Applied Materials Gains 1.26% on $1.83B Volume Ranks 35th in Liquidity Amid BESI Takeover Hopes
Market Snapshot
Applied Materials (AMAT) rose 1.26% on March 13, 2026, with a trading volume of $1.83 billion, ranking 35th in terms of liquidity among listed stocks. The gain followed a surge in market speculation surrounding potential strategic moves involving the company, including takeover interest in BE Semiconductor (BESI), a key player in advanced chip-packaging technology. The stock’s performance aligns with broader investor optimism about its position in the AI-driven semiconductor supply chain, despite ongoing geopolitical uncertainties that could complicate cross-border deals.
Key Drivers
Applied Materials’ stock movement was primarily fueled by renewed speculation about its potential acquisition of BE Semiconductor Industries (BESI), a Dutch chip-packaging equipment maker. Multiple sources, including Reuters and Bloomberg News, reported that AMATAMAT+1.26% and Lam ResearchLRCX+1.29% (LRCX) have expressed interest in acquiring BESI, which specializes in hybrid bonding technology—a critical enabler for advanced AI and high-performance computing chips. BESI’s shares surged over 10% on the news, reaching a record high, while AMAT’s stake in the company, acquired at 9% in April 2025, has positioned it as a strategic contender. Analysts note that hybrid bonding, which directly links chips using copper-to-copper connections, is a bottleneck technology for the semiconductor industry, making BESI a highly sought-after asset.
The strategic significance of BESI’s technology lies in its ability to address the growing demand for advanced packaging solutions. As AI and HPC applications drive the need for faster data transfer and lower power consumption, hybrid bonding has emerged as a critical differentiator. AMAT’s existing partnership with BESI since 2020 to commercialize this technology underscores its long-term commitment. The company’s acquisition of a 9% stake last year was already seen as a precursor to a potential full takeover, with analysts like Degroof Petercam’s Michael Roeg suggesting shareholders expect AMAT to eventually consolidate the firm. This narrative has bolstered investor confidence, particularly as BESI’s market valuation has grown to 14 billion euros ($16.2 billion), reflecting its pivotal role in the sector.
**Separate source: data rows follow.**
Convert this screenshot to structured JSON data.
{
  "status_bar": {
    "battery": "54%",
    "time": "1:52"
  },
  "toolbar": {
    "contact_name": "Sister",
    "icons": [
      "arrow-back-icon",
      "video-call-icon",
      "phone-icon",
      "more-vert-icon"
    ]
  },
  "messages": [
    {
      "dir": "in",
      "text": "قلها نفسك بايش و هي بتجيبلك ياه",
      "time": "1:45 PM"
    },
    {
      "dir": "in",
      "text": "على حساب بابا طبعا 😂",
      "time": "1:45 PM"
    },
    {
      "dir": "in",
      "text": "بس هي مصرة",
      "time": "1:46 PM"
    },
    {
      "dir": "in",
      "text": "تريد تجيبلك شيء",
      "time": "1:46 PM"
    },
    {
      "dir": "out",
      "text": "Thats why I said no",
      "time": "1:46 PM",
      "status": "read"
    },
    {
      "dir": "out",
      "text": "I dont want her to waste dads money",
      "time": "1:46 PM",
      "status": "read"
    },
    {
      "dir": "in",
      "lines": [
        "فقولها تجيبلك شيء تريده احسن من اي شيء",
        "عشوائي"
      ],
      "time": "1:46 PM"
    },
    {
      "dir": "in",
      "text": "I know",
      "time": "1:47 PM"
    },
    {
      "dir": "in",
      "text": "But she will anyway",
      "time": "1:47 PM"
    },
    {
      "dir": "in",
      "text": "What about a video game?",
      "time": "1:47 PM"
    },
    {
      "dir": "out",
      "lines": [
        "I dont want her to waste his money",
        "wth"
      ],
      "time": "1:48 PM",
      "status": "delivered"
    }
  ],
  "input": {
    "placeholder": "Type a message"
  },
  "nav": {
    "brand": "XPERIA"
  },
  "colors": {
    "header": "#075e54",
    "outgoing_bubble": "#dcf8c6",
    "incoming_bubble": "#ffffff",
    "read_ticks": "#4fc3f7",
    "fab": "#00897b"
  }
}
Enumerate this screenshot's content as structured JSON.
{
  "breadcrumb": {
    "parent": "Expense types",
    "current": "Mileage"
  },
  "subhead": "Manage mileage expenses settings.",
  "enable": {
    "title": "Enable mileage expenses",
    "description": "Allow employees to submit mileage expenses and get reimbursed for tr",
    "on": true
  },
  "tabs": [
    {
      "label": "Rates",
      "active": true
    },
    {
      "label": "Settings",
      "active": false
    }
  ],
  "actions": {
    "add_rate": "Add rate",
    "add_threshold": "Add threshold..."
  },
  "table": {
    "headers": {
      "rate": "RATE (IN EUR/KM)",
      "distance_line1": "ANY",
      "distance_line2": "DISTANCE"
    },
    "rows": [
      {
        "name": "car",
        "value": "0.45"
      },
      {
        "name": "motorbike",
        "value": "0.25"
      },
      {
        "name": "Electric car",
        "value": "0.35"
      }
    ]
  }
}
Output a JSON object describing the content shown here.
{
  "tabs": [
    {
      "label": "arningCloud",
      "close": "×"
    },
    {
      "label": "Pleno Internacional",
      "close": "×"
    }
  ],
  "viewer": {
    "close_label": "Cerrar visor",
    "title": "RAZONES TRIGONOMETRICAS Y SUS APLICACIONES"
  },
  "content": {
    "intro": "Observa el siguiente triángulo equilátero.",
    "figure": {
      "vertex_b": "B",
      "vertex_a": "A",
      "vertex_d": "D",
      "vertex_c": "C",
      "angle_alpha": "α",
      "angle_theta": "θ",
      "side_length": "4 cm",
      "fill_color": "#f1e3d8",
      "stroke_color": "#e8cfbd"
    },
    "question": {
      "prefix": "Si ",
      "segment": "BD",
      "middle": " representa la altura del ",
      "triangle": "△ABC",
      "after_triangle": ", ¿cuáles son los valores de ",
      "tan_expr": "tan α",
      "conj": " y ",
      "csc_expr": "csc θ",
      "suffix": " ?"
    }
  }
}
Another contributing factor to AMAT’s positive momentum was its 15% quarterly dividend increase, raising the payout to $0.53 per share. This move, announced on March 13, reinforced the company’s commitment to shareholder returns and signaled strong free-cash-flow generation. The dividend hike, the ninth consecutive annual increase, aligns with AMAT’s broader strategy to reward investors amid a competitive M&A landscape. While the direct impact of the dividend on the stock price was modest compared to takeover speculation, it provided additional support to sentiment, particularly in a market where institutional investors prioritize income-generating assets.
However, the potential acquisition faces hurdles, including geopolitical risks. The U.S.-EU tensions over Greenland-related policies and national security reviews in the Netherlands could delay or complicate the deal. BESI’s operations in China and its strategic technology make it a sensitive target for foreign bidders. Despite these challenges, AMAT and Lam Research have continued discussions, with both companies reportedly navigating regulatory complexities. The pause in talks earlier this year, triggered by geopolitical tensions, highlights the fragility of the deal’s timeline but has not dampened investor enthusiasm, as the underlying demand for advanced packaging remains robust.
In summary, Applied Materials’ 1.26% gain reflects a combination of strategic positioning in the AI semiconductor ecosystem, a strong dividend policy, and market speculation about its potential acquisition of BESI. While regulatory and geopolitical risks persist, the company’s deepening partnership with BESI and its stake in hybrid bonding technology position it as a key player in the evolving chip-packaging landscape. Investors will likely remain focused on the outcome of ongoing M&A discussions and the broader adoption of advanced packaging solutions in the AI era.
Disclaimer: The content of this article solely reflects the author's opinion and does not represent the platform in any capacity. This article is not intended to serve as a reference for making investment decisions.